= The CP80 Foundation =

Organization in the United States

The CP80 Foundation is an organization in the United States that advocates regulating the Internet to make it easier for users to filter out pornography. The foundation suggests using education, Internet governance, and legislation to achieve its goals.

Its legislative efforts include the proposed Internet Community Ports Act (ICPA), which would organize the ports as defined by the TCP/IP protocol suite into "community ports" and "open ports", requiring that obscene material exclusively use the open ports. Among the ports they propose designating as a community port is port 80, the standard port for the hypertext transport protocol (HTTP), the transport mechanism used to support the World Wide Web. This is advocated in order to permit easier filtering of such material by firewalls, content-control software, and other devices or programs.
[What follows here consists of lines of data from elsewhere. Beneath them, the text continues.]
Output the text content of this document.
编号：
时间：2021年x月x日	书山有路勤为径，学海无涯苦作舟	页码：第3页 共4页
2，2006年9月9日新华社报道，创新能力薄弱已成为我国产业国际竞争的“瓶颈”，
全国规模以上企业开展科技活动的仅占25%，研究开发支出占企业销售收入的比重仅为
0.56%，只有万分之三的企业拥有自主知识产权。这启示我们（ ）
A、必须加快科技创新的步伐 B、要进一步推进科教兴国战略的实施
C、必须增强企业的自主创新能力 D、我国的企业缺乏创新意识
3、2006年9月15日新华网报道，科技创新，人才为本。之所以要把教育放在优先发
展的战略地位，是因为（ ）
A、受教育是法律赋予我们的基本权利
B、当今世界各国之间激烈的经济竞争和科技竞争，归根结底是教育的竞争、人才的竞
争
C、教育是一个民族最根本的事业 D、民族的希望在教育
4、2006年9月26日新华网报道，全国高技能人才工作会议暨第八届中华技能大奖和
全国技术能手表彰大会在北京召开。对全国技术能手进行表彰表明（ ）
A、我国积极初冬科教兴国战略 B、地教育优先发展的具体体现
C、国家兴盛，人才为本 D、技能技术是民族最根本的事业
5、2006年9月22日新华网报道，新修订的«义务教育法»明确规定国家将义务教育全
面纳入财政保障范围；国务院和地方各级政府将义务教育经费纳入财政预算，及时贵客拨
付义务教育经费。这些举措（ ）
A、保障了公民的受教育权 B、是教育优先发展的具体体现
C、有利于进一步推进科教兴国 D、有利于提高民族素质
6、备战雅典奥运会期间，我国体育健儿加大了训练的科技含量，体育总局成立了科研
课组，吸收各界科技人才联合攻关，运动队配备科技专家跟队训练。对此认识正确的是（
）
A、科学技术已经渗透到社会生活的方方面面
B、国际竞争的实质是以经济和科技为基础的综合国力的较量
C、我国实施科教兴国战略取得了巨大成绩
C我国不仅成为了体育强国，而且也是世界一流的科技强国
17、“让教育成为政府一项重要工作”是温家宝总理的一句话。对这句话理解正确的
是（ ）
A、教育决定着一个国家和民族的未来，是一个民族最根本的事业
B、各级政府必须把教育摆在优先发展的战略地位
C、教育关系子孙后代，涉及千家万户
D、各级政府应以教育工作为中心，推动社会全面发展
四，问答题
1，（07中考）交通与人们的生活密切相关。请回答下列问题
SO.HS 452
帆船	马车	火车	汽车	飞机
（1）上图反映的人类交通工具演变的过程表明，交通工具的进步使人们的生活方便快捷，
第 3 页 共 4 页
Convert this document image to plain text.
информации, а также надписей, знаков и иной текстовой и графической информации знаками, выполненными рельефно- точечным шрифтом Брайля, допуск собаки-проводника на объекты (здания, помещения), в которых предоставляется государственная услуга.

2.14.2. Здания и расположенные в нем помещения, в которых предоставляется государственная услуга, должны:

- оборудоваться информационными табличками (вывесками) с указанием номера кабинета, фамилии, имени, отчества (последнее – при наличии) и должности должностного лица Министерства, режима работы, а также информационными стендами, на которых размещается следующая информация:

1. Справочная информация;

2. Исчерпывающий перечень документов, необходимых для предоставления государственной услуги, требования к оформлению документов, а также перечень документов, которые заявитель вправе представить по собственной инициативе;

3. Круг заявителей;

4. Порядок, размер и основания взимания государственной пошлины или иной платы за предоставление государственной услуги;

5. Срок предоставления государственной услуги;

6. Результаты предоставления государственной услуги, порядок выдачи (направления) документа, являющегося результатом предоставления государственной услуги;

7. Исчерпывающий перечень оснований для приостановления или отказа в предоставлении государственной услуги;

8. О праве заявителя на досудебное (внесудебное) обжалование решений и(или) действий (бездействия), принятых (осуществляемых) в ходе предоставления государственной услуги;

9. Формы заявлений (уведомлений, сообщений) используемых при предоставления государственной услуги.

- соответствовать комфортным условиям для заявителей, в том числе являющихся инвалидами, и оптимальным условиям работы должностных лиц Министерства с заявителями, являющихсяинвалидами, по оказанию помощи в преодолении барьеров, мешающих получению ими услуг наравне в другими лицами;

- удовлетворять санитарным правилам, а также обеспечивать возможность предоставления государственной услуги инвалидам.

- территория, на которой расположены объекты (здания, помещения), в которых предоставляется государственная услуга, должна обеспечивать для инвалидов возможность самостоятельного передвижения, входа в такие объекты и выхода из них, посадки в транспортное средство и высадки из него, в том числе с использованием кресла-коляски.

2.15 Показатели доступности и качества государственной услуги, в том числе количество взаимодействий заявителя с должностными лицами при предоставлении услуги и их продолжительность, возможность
The Utah legislature has approved a resolution calling upon the United States Congress to pass the proposed legislation.

As part of a campaign to prevent minors from accessing pornography, the foundation also advocates legislation to fine Wifi router users who leave their routers open for anyone to use.

The American Library Association maintains a list of studies discrediting approaches such as those taken by CP80 at Filters and Filtering.

The CP80 Foundation was established in 2005. Its chairman is Ralph Yarro III who is also chairman of the board of the SCO Group.